O Globo, Rio, p. 13
21 de Mai de 2007
Partilha de terras provoca polêmica
Direito à posse de terrenos em Mangaratiba divide opiniões
Antônio Marinho e Paula Dias
A polêmica sobre a ocupação territorial da Restinga da Marambaia, em Mangaratiba, está longe de chegar ao fim. Não bastasse o desencontro de informações sobre o número de pessoas que vivem na região, controlada pela Marinha, a discussão sobre quem tem direito à posse das terras, ocupada por descendentes de quilombos, também está em pauta.
Hoje, o critério usado para reivindicar terrenos na área é o da "auto-definição", garantido pelo decreto 4.887, de 20 de novembro de 2003, cuja constitucionalidade está sendo questionada no Supremo Tribunal Federal (STF).

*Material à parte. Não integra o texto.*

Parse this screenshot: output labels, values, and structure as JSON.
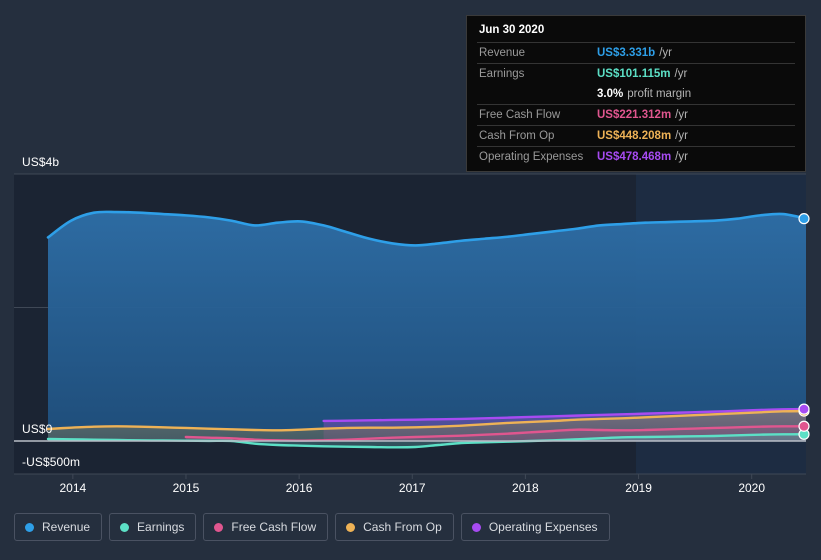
{
  "chart_data": {
    "type": "area",
    "title": "",
    "xlabel": "",
    "ylabel": "",
    "ylim": [
      -500,
      4000
    ],
    "yunit": "US$ millions",
    "grid": true,
    "legend_position": "bottom",
    "y_ticks": [
      {
        "label": "US$4b",
        "value": 4000
      },
      {
        "label": "US$0",
        "value": 0
      },
      {
        "label": "-US$500m",
        "value": -500
      }
    ],
    "x_ticks": [
      "2014",
      "2015",
      "2016",
      "2017",
      "2018",
      "2019",
      "2020"
    ],
    "forecast_start": "2019.6",
    "series": [
      {
        "name": "Revenue",
        "color": "#2e9fe8",
        "values": [
          3050,
          3300,
          3420,
          3430,
          3420,
          3400,
          3380,
          3350,
          3300,
          3230,
          3270,
          3290,
          3230,
          3130,
          3030,
          2960,
          2930,
          2960,
          3000,
          3030,
          3060,
          3100,
          3140,
          3180,
          3230,
          3250,
          3270,
          3280,
          3290,
          3300,
          3330,
          3380,
          3400,
          3331
        ]
      },
      {
        "name": "Earnings",
        "color": "#5ce0c6",
        "values": [
          30,
          25,
          20,
          15,
          10,
          8,
          5,
          2,
          0,
          -40,
          -60,
          -70,
          -80,
          -85,
          -90,
          -95,
          -90,
          -60,
          -30,
          -20,
          -10,
          0,
          10,
          25,
          40,
          55,
          60,
          65,
          70,
          75,
          85,
          95,
          100,
          101
        ]
      },
      {
        "name": "Free Cash Flow",
        "color": "#e0568f",
        "values": [
          null,
          null,
          null,
          null,
          null,
          null,
          60,
          50,
          40,
          20,
          10,
          5,
          10,
          20,
          35,
          50,
          60,
          70,
          80,
          95,
          110,
          130,
          150,
          170,
          165,
          160,
          165,
          175,
          185,
          195,
          205,
          215,
          220,
          221
        ]
      },
      {
        "name": "Cash From Op",
        "color": "#eeb256",
        "values": [
          180,
          200,
          215,
          220,
          215,
          205,
          195,
          185,
          175,
          165,
          160,
          170,
          185,
          195,
          200,
          200,
          205,
          215,
          230,
          250,
          270,
          285,
          300,
          320,
          330,
          340,
          355,
          370,
          385,
          400,
          415,
          430,
          445,
          448
        ]
      },
      {
        "name": "Operating Expenses",
        "color": "#a74bf2",
        "values": [
          null,
          null,
          null,
          null,
          null,
          null,
          null,
          null,
          null,
          null,
          null,
          null,
          300,
          305,
          310,
          315,
          320,
          325,
          330,
          340,
          350,
          360,
          370,
          380,
          390,
          400,
          410,
          420,
          430,
          440,
          452,
          465,
          474,
          478
        ]
      }
    ]
  },
  "tooltip": {
    "date": "Jun 30 2020",
    "rows": [
      {
        "key": "Revenue",
        "value": "US$3.331b",
        "unit": "/yr",
        "color": "#2e9fe8"
      },
      {
        "key": "Earnings",
        "value": "US$101.115m",
        "unit": "/yr",
        "color": "#5ce0c6"
      },
      {
        "key": "",
        "value": "3.0%",
        "unit": "profit margin",
        "color": "#ffffff"
      },
      {
        "key": "Free Cash Flow",
        "value": "US$221.312m",
        "unit": "/yr",
        "color": "#e0568f"
      },
      {
        "key": "Cash From Op",
        "value": "US$448.208m",
        "unit": "/yr",
        "color": "#eeb256"
      },
      {
        "key": "Operating Expenses",
        "value": "US$478.468m",
        "unit": "/yr",
        "color": "#a74bf2"
      }
    ]
  },
  "legend": {
    "items": [
      {
        "label": "Revenue",
        "color": "#2e9fe8"
      },
      {
        "label": "Earnings",
        "color": "#5ce0c6"
      },
      {
        "label": "Free Cash Flow",
        "color": "#e0568f"
      },
      {
        "label": "Cash From Op",
        "color": "#eeb256"
      },
      {
        "label": "Operating Expenses",
        "color": "#a74bf2"
      }
    ]
  },
  "colors": {
    "background": "#252f3e",
    "plot_background": "#1b2433",
    "forecast_background": "#1d2c42",
    "gridline": "#3f4856",
    "zeroline": "#b9bec7"
  }
}
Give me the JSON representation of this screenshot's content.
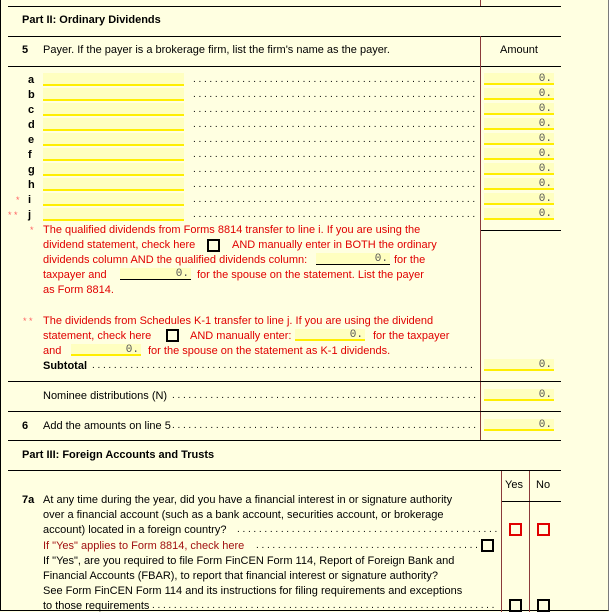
{
  "part2": {
    "title": "Part II:  Ordinary Dividends",
    "line5": {
      "number": "5",
      "text": "Payer.   If the payer is a brokerage firm,  list the firm's name as the payer.",
      "amount_header": "Amount"
    },
    "payers": [
      {
        "letter": "a",
        "star": "",
        "name": "",
        "amount": "0."
      },
      {
        "letter": "b",
        "star": "",
        "name": "",
        "amount": "0."
      },
      {
        "letter": "c",
        "star": "",
        "name": "",
        "amount": "0."
      },
      {
        "letter": "d",
        "star": "",
        "name": "",
        "amount": "0."
      },
      {
        "letter": "e",
        "star": "",
        "name": "",
        "amount": "0."
      },
      {
        "letter": "f",
        "star": "",
        "name": "",
        "amount": "0."
      },
      {
        "letter": "g",
        "star": "",
        "name": "",
        "amount": "0."
      },
      {
        "letter": "h",
        "star": "",
        "name": "",
        "amount": "0."
      },
      {
        "letter": "i",
        "star": "*",
        "name": "",
        "amount": "0."
      },
      {
        "letter": "j",
        "star": "* *",
        "name": "",
        "amount": "0."
      }
    ],
    "note1": {
      "star": "*",
      "line1": "The qualified dividends from Forms 8814 transfer to line i.  If you are using the",
      "line2a": "dividend statement,  check here",
      "line2b": "AND manually enter in BOTH the ordinary",
      "line3a": "dividends column AND the qualified dividends column:",
      "taxpayer_value": "0.",
      "line3b": "for the",
      "line4a": "taxpayer and",
      "spouse_value": "0.",
      "line4b": "for the spouse on the statement.  List the payer",
      "line5": "as Form 8814."
    },
    "note2": {
      "star": "* *",
      "line1": "The dividends from Schedules K-1 transfer to line j.  If you are using the dividend",
      "line2a": "statement,  check here",
      "line2b": "AND manually enter:",
      "taxpayer_value": "0.",
      "line2c": "for the taxpayer",
      "line3a": "and",
      "spouse_value": "0.",
      "line3b": "for the spouse on the statement as K-1 dividends."
    },
    "subtotal": {
      "label": "Subtotal",
      "amount": "0."
    },
    "nominee": {
      "label": "Nominee distributions  (N)",
      "amount": "0."
    },
    "line6": {
      "number": "6",
      "label": "Add the amounts on line 5",
      "amount": "0."
    }
  },
  "part3": {
    "title": "Part III:  Foreign Accounts and Trusts",
    "yes_label": "Yes",
    "no_label": "No",
    "line7a": {
      "number": "7a",
      "line1": "At any time during the year,  did you have a financial interest in or signature authority",
      "line2": "over a financial account  (such as a bank account,  securities account,  or brokerage",
      "line3": "account)  located in a foreign country?",
      "form8814_label": "If  \"Yes\"  applies to Form 8814,  check here",
      "fbar1": "If  \"Yes\",  are you required to file Form FinCEN Form 114,  Report of Foreign Bank and",
      "fbar2": "Financial Accounts  (FBAR),  to report that financial interest or signature authority?",
      "fbar3": "See Form FinCEN Form 114 and its instructions for filing requirements and exceptions",
      "fbar4": "to those requirements"
    }
  }
}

- Somos descendentes de escravos e vivemos aqui recursos e infra-estrutura. Formamos um foco de resistência, da mesma forma que os quilombos - diz Vânia Guerra, presidente da Associação dos Remanescentes de Quilombos da região.
Mas, segundo o capitão da Marinha Cesar Loureiro, comandante do Centro de Adestramento da Ilha da Marambaia (Cadim), muitos moradores não podem ser considerados descendentes:
- Houve, por exemplo, um grande fluxo migratório para a ilha devido à construção da escola de pesca Darcy Vargas, na década de 40.
Já o antropólogo Fábio Mota alega que é preciso analisar a demanda do grupo para afirmar se há ou não remanescentes de quilombolas na área:]
- No caso da ilha, o grupo se mobiliza, a partir da identidade quilombola, para reivindicar um direito que foi negado pelo estado, a partir de ações judiciais, que propiciaram pouco a pouco o aniquilamento dos laços.